Islam's elder sister Fatema Tasnim told AFP from the hospital that six plainclothes detectives had taken all three men.

The trio's student group had suspended fresh protests at the start of this week, saying they had wanted the reform of government job quotas but not "at the expense of so much blood".

The pause was due to expire earlier on Friday but the group had given no indication of its future course of action.

Islam, 26, the chief coordinator of Students Against Discrimination, told AFP from his hospital bed on Monday that he feared for his life.

He said that two days beforehand, a group of people identifying themselves as police detectives blindfolded and handcuffed him and took him to an unknown location.

Islam added that he had come to his senses the following morning on a roadside in Dhaka.

Mahmud earlier told AFP that he had also been detained by police and beaten at the height of last week's unrest.

Three senior police officers in Dhaka all denied that the trio had been taken from the hospital and into custody on Friday.

- Garment tycoon arrested -

Police told AFP on Thursday that they had arrested at least 4,000 people since the unrest began last week, including 2,500 in Dhaka.

On Friday police said they had arrested David Hasanat, the founder and chief executive of one of Bangladesh's biggest garment factory enterprises.

His Viyellatex Group employs more than 15,000 people according to its website, and its annual turnover was estimated at $400 million by the Daily Star newspaper last year.

Dhaka Metropolitan Police inspector Abu Sayed Miah said Hasanat and several others were suspected of financing the "anarchy, arson and vandalism" of last week.

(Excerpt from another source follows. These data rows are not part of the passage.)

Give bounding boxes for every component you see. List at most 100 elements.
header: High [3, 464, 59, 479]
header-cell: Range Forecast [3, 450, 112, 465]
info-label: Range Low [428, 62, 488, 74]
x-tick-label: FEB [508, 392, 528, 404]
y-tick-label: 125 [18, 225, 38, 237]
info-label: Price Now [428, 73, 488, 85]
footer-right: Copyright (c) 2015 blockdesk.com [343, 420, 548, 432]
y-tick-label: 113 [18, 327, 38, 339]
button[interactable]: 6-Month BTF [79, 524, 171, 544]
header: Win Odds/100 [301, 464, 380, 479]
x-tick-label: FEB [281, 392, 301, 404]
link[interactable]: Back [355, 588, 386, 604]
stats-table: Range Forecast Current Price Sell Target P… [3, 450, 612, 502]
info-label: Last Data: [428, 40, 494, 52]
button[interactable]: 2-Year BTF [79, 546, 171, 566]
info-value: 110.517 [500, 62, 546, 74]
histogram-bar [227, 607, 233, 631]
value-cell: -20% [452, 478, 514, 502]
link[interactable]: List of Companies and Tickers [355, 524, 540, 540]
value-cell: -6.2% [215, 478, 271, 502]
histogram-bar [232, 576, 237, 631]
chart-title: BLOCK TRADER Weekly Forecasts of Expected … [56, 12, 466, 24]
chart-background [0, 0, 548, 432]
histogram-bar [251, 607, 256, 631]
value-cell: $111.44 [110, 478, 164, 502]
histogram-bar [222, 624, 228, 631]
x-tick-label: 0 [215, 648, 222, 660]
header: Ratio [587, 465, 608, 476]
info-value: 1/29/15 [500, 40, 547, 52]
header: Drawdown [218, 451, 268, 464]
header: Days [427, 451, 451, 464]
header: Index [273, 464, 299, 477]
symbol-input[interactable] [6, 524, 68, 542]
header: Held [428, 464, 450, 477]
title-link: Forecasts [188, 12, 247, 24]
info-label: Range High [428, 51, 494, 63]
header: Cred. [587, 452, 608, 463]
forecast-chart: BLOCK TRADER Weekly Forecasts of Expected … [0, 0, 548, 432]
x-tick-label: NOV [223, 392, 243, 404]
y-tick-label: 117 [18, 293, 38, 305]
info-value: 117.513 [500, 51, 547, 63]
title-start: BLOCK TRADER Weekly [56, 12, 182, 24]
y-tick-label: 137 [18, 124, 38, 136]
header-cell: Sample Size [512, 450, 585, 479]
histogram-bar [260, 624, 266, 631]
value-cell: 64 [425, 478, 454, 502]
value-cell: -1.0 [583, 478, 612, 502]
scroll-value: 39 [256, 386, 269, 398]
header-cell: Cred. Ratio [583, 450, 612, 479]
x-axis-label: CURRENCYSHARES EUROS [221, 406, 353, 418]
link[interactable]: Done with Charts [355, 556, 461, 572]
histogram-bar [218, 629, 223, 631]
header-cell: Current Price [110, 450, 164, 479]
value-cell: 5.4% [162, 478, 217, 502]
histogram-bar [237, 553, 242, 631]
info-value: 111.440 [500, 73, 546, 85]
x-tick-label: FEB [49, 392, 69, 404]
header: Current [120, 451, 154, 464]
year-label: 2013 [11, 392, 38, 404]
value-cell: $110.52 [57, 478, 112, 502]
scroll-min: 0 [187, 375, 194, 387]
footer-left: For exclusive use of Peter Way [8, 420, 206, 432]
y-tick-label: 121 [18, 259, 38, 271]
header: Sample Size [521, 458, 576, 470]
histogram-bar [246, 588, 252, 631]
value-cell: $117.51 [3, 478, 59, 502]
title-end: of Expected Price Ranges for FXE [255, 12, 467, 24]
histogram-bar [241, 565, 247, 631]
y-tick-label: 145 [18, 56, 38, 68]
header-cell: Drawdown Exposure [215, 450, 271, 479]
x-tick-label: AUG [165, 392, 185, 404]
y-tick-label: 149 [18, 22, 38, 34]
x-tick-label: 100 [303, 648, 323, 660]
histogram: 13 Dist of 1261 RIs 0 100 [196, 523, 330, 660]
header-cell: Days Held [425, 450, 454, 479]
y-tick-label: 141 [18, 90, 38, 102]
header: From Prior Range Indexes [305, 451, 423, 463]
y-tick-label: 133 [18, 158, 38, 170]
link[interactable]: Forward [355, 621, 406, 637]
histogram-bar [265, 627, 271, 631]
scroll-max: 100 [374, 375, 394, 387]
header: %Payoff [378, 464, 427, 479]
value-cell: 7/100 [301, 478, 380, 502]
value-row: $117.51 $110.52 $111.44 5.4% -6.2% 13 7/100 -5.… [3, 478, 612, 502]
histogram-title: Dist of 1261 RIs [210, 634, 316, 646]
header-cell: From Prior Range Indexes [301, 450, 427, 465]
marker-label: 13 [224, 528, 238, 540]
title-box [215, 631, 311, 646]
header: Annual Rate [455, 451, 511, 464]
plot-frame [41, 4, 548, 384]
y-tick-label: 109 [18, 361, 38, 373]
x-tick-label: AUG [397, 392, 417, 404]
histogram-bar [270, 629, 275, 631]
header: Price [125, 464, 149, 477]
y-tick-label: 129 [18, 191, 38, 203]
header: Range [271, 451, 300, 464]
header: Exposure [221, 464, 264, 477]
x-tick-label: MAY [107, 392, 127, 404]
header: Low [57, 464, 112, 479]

Bangladesh makes around $50 billion in annual export earnings from the textile trade, which services leading global brands including H&M, Gap and others.

Student protests began this month after the reintroduction in June of a scheme reserving more than half of government jobs for certain candidates.

With around 18 million young people in Bangladesh out of work, according to government figures, the move deeply upset graduates facing an acute jobs crisis.

Critics say the quota is used to stack public jobs with loyalists to Hasina's Awami League.

- 'Call to the nation' -

The Supreme Court cut the number of reserved jobs on Sunday but fell short of protesters' demands to scrap the quotas entirely.

Hasina has ruled Bangladesh since 2009 and won her fourth consecutive election in January after a vote without genuine opposition.

Her government is also accused by rights groups of misusing state institutions to entrench its hold on power and stamp out dissent, including the extrajudicial killing of opposition activists.

Hasina continued a tour of government buildings that had been ransacked by protesters, on Friday visiting state broadcaster Bangladesh Television, which was partly set ablaze last week.

"Find those who were involved in this," she said, according to state news agency BSS.

"Cooperate with us to ensure their punishment. I am making this call to the nation."